Esto me emociona más aún. ¡Cómo! ¿Sabiendo que somos hombres condenados por delitos graves, evadidos de una prisión cuya severidad conocen por libros o artículos, estas gentes humildes consideran natural socorrernos y ayudarnos? Vestir a uno cuando se es rico o de posición desahogada, dar de comer a un extranjero que tiene hambre cuando nada falta en casa para la familia y para uno mismo, demuestra, por lo menos, que se es bueno. Pero cortar en dos un pedazo de torta de maíz o de mandioca, cocida al horno por ellos mismos, cuando no -hay bastante para uno mismo y los suyos, compartir la comida frugal que subalimenta más que nutre a su propia comunidad, con un extranjero que, además, es un fugitivo de la justicia, eso es admirable.
Por la mañana, todo el mundo, hombres y mujeres, están silenciosos.
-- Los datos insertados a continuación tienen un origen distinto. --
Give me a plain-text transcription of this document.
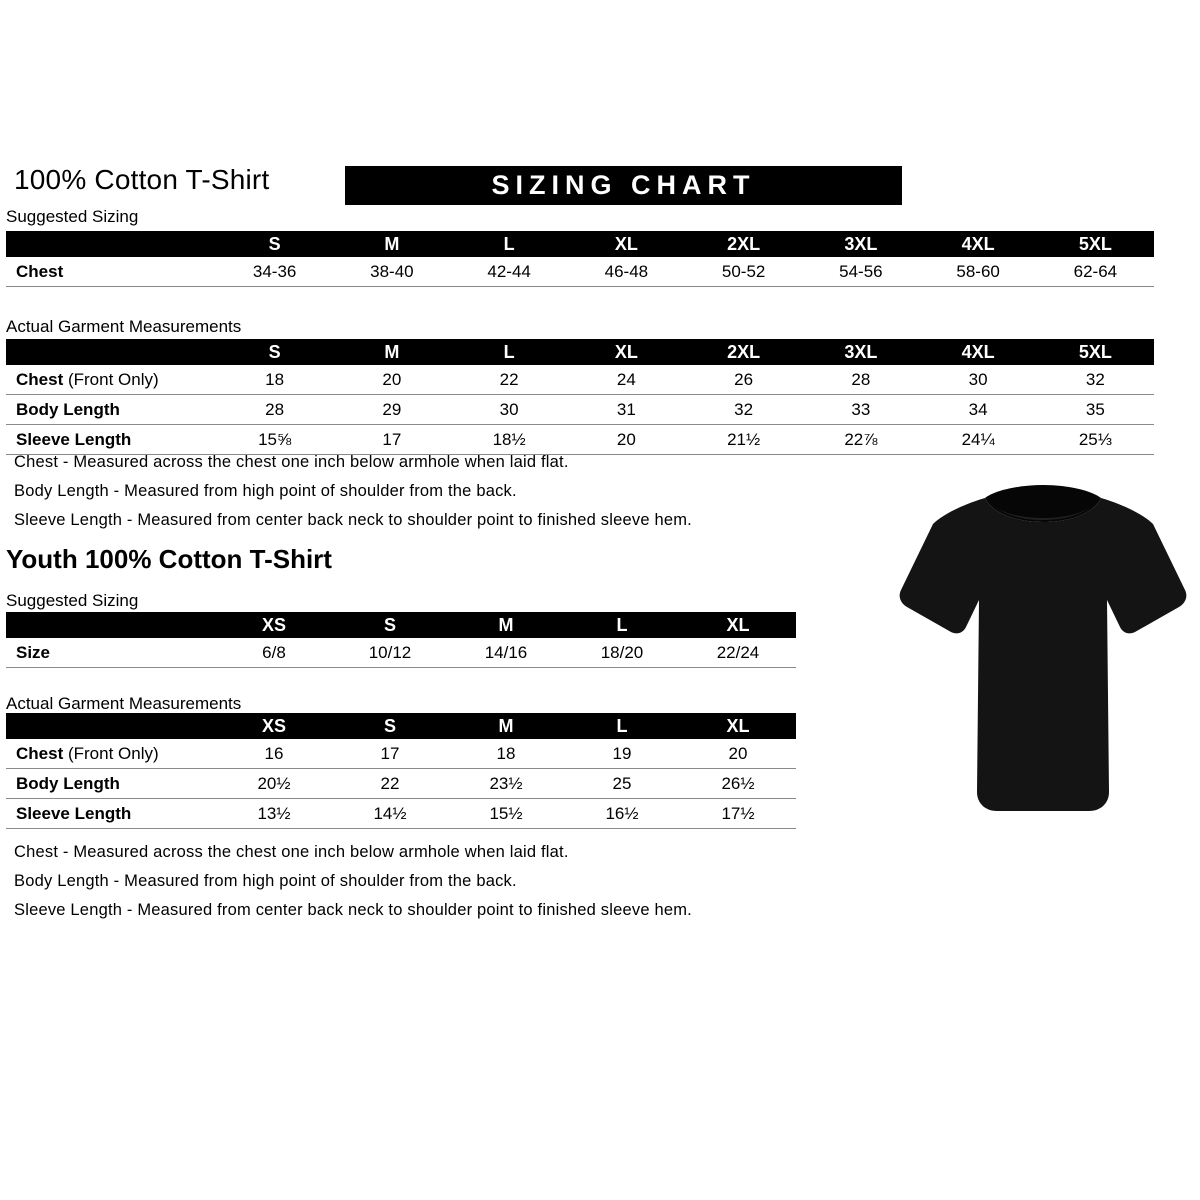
100% Cotton T-Shirt	SIZING CHART
Suggested Sizing
	S	M	L	XL	2XL	3XL	4XL	5XL
Chest	34-36	38-40	42-44	46-48	50-52	54-56	58-60	62-64
Actual Garment Measurements
	S	M	L	XL	2XL	3XL	4XL	5XL
Chest (Front Only)	18	20	22	24	26	28	30	32
Body Length	28	29	30	31	32	33	34	35
Sleeve Length	15⅝	17	18½	20	21½	22⅞	24¼	25⅓

Chest - Measured across the chest one inch below armhole when laid flat.

Body Length - Measured from high point of shoulder from the back.

Sleeve Length - Measured from center back neck to shoulder point to finished sleeve hem.

Youth 100% Cotton T-Shirt
Suggested Sizing
	XS	S	M	L	XL
Size	6/8	10/12	14/16	18/20	22/24
Actual Garment Measurements
	XS	S	M	L	XL
Chest (Front Only)	16	17	18	19	20
Body Length	20½	22	23½	25	26½
Sleeve Length	13½	14½	15½	16½	17½

Chest - Measured across the chest one inch below armhole when laid flat.

Body Length - Measured from high point of shoulder from the back.

Sleeve Length - Measured from center back neck to shoulder point to finished sleeve hem.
Tienen aspecto contrariado y preocupado. ¿Qué sucede? Tibisay y Nenita están junto a mí. He podido afeitarme por vez primera desde hace quince días. Hace ocho que estamos entre estas gentes que llevan su corazón en la mano. Como ha vuelto a formarse una piel muy fina sobre mis quemaduras, he podido arriesgarme a afeitarme. A causa de mi barba, las mujeres tenían sólo una idea vaga sobre mi edad. Están encantadas, y me lo dicen ingenuamente, de saberme joven. Sin embargo, tengo treinta y cinco años, pero represento veintiocho o treinta. Sí, todos estos hombres y mujeres hospitalarios están preocupados por nosotros, lo presiento.